4.0 §
Nie dałeś się nabrać na podstęp tajemniczych straszydeł. Ludzkie głosy nie zdołały cię zmylić i pozbawić czujności. Błędnie określiły cię mianem lelka. Tak naprawdę dzierżony przez ciebie talizman pozwalał na przemianę w innego ptaka.
Przed siedemdziesięcioma laty, twój pradziad uratował przed wichurą gniazdo skowronka, ratując jeszcze niewyklute pisklęta przed pewną śmiercią. Niestety, jednego z jaj nie udało się ocalić. Dorosła ptaszyna pochyliła wtedy głowę nad stłuczoną skorupką i na oczach dzielnego obrońcy przemieniła ją w bladobłękitny kamień. Był tak przejrzysty, że odbijał w sobie wszystkie gwiazdy i łunę księżyca. Od tamtego pamiętnego zdarzenia, kryształ umieszczony w talizmanie, przekazywany był z pokolenia na pokolenie. Każdy potomek jego rodziny mógł łączyć się z duszą nienarodzonego pisklęcia i przybierać formę skowronka.
Przebiłeś się przez gęstą barierę lasu, wzlatując wysoko ponad drzewa. Objąłeś wzrokiem cały horyzont, porośnięty nieskończoną knieją. Nad tobą znajdował się już tylko atramentowy firmament usłany gwiazdami. Wychodzący zza chmur, krągły księżyc rzucał na świat kojącą, bladą poświatę. Już się nie bałeś. Konstelacje zdobiące nieboskłon tworzyły twojej głowie mapę, wskazującą drogę do domu. Chłodny podmuch zmierzwił twe lotki, zachęcając cię do dalszego lotu. Miałeś ochotę wzlecieć jeszcze wyżej, zobaczyć jeszcze więcej, poczuć jeszcze mocniej. To był magiczny taniec wolności, euforia rozpierała twoje małe, skowronie serce. Wciąż jednak przy ziemi trzymały cię twoje ludzkie zobowiązania. Przyrzekłeś swojej wiosce, że nie wrócisz, dopóki nie uda ci się znaleźć pomocy. Z ciężkim sercem zniżyłeś lot i wylądowałeś na miękkiej trawie. Poczułeś ciepły dreszcz na piórach i nim się obejrzałeś, znów byłeś człowiekiem. Ostatni raz z tęsknotą popatrzyłeś w stronę rozgwieżdżonego nieba i ruszyłeś dalej. Ponownie czułeś się jak dziecko: głuche, ślepe, zagubione, błądzące po omacku. Nie miałeś już swojej pochodni, którą straciłeś podczas ucieczki. Wiedziałeś, że nie skończy się to dla ciebie dobrze, jeśli szybko nie znajdziesz schronienia na przeczekanie reszty nocy.

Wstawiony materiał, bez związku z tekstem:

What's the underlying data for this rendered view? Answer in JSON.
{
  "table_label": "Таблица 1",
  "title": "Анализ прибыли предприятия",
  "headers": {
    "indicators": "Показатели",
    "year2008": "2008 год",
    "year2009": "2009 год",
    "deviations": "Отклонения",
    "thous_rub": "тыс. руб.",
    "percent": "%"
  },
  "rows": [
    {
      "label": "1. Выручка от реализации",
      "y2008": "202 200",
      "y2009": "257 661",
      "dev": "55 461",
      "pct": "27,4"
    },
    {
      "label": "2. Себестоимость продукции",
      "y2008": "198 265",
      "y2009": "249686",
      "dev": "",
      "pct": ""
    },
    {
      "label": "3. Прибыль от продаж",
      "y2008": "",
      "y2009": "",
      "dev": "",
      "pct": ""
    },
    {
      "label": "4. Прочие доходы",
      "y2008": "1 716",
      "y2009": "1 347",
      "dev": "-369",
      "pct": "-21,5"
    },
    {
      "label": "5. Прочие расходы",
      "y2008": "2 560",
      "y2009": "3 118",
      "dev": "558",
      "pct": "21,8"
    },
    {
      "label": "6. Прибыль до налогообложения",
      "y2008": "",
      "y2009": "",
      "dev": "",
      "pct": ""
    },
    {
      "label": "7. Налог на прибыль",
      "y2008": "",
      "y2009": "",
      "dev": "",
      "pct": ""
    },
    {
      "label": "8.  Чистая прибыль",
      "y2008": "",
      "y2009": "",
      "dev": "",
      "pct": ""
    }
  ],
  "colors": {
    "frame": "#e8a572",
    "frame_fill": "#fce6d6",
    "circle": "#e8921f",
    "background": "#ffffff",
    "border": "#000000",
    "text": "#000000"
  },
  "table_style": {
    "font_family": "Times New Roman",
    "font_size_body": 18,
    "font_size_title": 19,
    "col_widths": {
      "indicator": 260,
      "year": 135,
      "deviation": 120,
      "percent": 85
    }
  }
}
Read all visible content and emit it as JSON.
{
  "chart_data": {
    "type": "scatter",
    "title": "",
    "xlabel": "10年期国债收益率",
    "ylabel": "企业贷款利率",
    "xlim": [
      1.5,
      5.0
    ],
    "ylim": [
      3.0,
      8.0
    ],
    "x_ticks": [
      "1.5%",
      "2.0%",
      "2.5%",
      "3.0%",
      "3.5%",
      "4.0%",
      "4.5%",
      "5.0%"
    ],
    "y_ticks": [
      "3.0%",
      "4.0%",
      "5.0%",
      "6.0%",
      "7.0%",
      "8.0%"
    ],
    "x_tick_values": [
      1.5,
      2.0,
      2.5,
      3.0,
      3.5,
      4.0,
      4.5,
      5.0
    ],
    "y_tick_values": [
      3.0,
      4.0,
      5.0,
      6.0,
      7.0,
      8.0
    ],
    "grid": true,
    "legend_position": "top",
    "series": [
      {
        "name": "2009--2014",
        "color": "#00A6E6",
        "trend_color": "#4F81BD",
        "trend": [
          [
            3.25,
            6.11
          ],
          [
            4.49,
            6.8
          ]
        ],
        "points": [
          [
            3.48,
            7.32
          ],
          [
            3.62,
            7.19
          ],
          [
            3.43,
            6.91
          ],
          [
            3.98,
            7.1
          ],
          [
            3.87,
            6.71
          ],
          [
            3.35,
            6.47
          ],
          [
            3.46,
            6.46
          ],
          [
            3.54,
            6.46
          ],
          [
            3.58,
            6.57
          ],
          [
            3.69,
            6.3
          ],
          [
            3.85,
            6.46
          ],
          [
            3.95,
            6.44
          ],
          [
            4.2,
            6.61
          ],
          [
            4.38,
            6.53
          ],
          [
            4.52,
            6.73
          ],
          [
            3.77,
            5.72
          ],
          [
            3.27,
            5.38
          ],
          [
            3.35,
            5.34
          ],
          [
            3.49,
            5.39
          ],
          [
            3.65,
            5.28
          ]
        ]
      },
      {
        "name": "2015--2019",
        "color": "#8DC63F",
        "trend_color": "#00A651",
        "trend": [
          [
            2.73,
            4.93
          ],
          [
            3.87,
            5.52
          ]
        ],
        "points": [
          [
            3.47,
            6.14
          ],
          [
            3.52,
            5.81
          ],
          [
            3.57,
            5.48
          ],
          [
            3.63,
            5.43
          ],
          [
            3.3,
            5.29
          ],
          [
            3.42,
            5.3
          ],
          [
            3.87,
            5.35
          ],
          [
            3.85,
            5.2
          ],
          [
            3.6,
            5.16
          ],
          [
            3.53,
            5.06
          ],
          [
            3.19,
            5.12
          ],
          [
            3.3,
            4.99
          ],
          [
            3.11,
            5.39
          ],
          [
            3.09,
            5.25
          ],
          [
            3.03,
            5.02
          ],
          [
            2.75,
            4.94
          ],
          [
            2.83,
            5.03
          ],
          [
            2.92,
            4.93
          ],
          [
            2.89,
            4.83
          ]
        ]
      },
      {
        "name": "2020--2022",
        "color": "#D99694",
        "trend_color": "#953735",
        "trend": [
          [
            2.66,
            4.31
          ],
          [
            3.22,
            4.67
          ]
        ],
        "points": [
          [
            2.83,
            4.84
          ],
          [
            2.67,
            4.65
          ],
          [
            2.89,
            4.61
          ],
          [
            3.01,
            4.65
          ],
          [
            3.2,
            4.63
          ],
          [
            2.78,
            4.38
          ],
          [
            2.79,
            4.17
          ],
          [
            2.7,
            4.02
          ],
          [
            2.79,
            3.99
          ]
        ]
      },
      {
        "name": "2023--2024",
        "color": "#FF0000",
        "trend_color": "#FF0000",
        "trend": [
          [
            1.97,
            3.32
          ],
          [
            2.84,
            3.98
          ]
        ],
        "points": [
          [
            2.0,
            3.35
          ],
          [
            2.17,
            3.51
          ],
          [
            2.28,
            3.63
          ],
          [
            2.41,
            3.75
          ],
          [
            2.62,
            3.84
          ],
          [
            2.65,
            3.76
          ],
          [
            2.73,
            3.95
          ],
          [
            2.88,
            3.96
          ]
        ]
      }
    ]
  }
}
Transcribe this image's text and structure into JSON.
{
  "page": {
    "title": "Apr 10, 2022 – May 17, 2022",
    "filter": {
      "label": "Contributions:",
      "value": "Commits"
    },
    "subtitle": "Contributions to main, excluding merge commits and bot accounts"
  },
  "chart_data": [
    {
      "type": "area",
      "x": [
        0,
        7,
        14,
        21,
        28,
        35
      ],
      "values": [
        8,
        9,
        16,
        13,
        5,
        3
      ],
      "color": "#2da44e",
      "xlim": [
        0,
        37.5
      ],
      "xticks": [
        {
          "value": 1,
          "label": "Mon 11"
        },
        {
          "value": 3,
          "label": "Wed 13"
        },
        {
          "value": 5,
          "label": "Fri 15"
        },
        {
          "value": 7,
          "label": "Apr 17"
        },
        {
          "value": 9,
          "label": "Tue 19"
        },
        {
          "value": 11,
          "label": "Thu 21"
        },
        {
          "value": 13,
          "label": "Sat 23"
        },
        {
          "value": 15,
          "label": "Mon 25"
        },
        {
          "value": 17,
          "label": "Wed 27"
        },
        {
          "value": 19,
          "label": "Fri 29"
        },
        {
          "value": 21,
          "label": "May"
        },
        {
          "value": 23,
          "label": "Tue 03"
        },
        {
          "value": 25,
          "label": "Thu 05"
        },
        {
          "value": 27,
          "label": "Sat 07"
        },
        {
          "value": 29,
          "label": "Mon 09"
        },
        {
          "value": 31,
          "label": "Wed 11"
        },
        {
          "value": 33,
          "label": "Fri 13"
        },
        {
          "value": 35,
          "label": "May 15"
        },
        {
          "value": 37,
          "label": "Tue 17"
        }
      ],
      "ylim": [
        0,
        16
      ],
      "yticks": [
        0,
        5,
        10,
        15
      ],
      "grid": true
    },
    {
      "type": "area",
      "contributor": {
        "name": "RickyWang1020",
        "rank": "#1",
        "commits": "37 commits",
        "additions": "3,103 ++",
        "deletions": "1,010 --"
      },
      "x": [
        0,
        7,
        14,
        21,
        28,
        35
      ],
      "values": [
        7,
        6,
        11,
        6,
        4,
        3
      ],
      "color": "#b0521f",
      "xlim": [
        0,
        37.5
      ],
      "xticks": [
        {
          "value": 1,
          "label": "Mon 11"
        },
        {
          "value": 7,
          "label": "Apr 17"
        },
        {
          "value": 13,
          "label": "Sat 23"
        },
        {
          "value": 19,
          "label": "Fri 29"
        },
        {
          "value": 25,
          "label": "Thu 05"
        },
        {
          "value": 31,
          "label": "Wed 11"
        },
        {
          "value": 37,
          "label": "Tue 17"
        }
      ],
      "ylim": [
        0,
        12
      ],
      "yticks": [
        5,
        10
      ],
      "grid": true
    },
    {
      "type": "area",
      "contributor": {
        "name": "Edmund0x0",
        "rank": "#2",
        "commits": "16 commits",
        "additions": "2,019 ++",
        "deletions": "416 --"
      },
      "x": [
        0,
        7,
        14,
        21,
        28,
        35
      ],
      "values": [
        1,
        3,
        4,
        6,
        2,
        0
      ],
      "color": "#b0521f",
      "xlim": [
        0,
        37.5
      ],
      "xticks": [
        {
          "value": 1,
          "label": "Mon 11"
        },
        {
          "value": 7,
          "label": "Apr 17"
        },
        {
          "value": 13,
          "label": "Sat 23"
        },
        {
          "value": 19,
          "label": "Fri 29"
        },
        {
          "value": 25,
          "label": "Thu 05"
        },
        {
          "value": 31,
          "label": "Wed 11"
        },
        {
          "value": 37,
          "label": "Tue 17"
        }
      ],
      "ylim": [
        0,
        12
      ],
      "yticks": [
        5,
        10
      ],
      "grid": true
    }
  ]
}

W ciemnościach dostrzegłeś ogromną jaskinię, która mogłaby służyć za azyl, gdyby nie była już przez kogoś zamieszkana. Z jej wnętrza wystawał grzbiet włochatej chrapiącej bestii, głęboko pogrążonej w błogim śnie. Potężne łapy biesa kurczowo ściskały błyszczące monety, którymi bogato usłane było jego leże.
4.1 § Walczysz z potworem.
4.2 § Rozglądasz się po jaskini w poszukiwaniu skarbów.